Tears streaming down her face, hand pressed against her mouth, smothering the increasingly hysterical sounds, Adelaide stumbled into the master bedroom.
The next thing she knew Wyatt’s hands were on her shoulders. Warm. Soothing. He was spinning her around, pulling her close, wrapping his arms around her, holding her tight. And still she cried, and laughed, and cried some more. Her emotions spinning as out of control as her life.

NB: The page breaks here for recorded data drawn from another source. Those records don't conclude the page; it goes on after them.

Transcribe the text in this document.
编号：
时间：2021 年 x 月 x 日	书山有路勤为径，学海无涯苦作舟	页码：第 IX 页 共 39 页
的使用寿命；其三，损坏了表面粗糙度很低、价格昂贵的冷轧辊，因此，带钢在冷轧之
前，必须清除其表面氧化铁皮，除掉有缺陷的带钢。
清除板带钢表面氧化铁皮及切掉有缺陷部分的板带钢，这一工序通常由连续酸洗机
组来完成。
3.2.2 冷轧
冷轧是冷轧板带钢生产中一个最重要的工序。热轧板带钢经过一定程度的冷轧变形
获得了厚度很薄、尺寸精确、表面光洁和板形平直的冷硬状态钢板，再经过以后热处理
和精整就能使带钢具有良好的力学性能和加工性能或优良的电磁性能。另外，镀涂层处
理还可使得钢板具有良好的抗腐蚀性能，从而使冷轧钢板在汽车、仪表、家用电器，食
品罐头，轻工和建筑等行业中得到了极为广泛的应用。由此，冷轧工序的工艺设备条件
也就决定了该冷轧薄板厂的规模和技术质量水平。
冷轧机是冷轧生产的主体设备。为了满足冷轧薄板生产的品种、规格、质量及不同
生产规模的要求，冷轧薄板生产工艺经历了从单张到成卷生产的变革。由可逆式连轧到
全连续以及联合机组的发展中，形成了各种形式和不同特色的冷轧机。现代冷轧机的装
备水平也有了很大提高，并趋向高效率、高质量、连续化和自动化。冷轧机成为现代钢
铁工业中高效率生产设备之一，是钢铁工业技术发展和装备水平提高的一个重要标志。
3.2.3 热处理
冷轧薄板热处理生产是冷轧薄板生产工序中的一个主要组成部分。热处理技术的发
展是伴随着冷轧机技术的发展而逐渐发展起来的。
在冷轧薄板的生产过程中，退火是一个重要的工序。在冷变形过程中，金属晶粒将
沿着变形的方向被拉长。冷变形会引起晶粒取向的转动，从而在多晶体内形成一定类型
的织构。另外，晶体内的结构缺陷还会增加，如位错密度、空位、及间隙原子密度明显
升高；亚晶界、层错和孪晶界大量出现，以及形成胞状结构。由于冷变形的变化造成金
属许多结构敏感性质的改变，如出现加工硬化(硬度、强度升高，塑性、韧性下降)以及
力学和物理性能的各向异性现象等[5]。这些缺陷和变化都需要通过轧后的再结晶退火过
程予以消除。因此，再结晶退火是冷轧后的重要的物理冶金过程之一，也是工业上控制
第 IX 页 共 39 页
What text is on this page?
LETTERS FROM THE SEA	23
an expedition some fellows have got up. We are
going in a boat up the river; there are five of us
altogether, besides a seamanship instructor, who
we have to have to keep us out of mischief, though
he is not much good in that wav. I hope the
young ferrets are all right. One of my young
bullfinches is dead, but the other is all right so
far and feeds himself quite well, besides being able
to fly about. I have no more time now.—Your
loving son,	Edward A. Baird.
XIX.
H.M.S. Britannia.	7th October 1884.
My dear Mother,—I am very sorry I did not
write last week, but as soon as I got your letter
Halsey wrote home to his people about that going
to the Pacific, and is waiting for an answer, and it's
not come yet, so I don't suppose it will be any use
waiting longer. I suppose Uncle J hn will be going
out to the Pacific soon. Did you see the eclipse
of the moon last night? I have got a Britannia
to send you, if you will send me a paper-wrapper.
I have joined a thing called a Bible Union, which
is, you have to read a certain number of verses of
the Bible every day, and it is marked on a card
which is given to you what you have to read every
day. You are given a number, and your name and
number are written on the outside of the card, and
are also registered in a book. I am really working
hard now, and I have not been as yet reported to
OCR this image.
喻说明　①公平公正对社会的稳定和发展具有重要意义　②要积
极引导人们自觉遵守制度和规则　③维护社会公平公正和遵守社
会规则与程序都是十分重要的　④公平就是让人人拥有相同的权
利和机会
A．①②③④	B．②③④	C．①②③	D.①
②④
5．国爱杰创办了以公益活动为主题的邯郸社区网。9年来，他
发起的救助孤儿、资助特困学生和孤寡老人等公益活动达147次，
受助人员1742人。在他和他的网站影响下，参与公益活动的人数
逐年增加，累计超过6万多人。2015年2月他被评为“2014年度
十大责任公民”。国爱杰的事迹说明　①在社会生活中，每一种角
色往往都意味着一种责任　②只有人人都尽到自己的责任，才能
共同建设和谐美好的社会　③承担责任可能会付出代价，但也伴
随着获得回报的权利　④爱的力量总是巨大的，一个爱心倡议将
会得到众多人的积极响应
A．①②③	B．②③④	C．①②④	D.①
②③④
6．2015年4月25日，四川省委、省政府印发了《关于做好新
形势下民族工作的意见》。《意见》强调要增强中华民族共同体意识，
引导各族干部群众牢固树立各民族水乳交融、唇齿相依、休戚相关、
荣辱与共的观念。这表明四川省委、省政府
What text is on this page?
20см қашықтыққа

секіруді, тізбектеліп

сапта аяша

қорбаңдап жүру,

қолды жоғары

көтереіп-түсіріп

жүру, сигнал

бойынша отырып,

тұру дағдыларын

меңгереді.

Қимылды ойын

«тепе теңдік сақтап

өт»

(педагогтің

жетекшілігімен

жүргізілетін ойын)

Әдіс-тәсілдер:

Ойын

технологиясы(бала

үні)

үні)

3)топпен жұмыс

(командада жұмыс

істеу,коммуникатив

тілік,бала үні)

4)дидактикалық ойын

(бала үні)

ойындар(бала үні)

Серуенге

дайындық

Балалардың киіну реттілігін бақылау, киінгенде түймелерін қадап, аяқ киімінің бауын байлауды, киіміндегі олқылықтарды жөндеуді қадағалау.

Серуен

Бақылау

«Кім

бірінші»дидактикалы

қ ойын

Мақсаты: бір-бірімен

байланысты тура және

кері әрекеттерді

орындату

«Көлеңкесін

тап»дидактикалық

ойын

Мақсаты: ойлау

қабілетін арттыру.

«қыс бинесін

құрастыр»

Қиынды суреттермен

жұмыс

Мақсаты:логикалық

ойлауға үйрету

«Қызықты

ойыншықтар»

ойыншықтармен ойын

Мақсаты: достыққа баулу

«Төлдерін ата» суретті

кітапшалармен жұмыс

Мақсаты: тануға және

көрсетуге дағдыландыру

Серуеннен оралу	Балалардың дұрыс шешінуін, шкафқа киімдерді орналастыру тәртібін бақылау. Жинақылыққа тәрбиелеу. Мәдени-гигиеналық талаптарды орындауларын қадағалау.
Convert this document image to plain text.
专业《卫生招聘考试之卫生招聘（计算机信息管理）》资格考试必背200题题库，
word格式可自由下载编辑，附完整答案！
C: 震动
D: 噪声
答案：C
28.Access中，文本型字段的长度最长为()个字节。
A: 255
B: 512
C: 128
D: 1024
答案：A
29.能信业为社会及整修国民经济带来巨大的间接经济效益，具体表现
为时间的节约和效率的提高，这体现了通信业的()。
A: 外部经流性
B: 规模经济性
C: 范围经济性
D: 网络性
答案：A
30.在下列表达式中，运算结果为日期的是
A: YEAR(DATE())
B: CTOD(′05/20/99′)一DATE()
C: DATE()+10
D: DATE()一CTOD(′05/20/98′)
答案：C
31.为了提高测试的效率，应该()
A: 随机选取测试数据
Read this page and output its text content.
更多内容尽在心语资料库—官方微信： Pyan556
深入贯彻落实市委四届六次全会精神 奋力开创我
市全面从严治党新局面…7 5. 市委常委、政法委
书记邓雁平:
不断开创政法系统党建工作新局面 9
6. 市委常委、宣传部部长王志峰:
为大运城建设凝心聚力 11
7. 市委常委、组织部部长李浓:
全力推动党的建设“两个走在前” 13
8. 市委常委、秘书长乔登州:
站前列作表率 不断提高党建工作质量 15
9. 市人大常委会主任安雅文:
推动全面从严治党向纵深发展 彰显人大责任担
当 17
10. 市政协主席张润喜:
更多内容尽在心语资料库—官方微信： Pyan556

She lifted her head, opened her mouth to jerk in a breath. And then his lips were on hers, drawing her in, and she was as lost in him as she had ever been.
* * *
HIS EMOTIONS JUST as out of control as Adelaide’s, Wyatt folded the woman who had once been so much a part of his life, even closer. She was soft and vulnerable, feisty and sweet, and when it came to any sort of reconstituted relationship between them, stubbornly resistant as all get out. Yet when he held her in his arms, kissed her with such fierce abandon, she was all yearning, malleable woman. And right now he wanted her that way.
Not laughing and crying as if her world were splintering apart. Not angry and confused at the unexpected twist their lives had taken. And definitely not as furious as he had been since the last time they’d spent a night together, just under a year ago. When she had finally gotten the courage to make love with him. And then left him again anyway.
He didn’t ever want her to feel as gut-punched as he had, when he had discovered she had chosen to have a baby with an anonymous donor rather than risk having a family with him.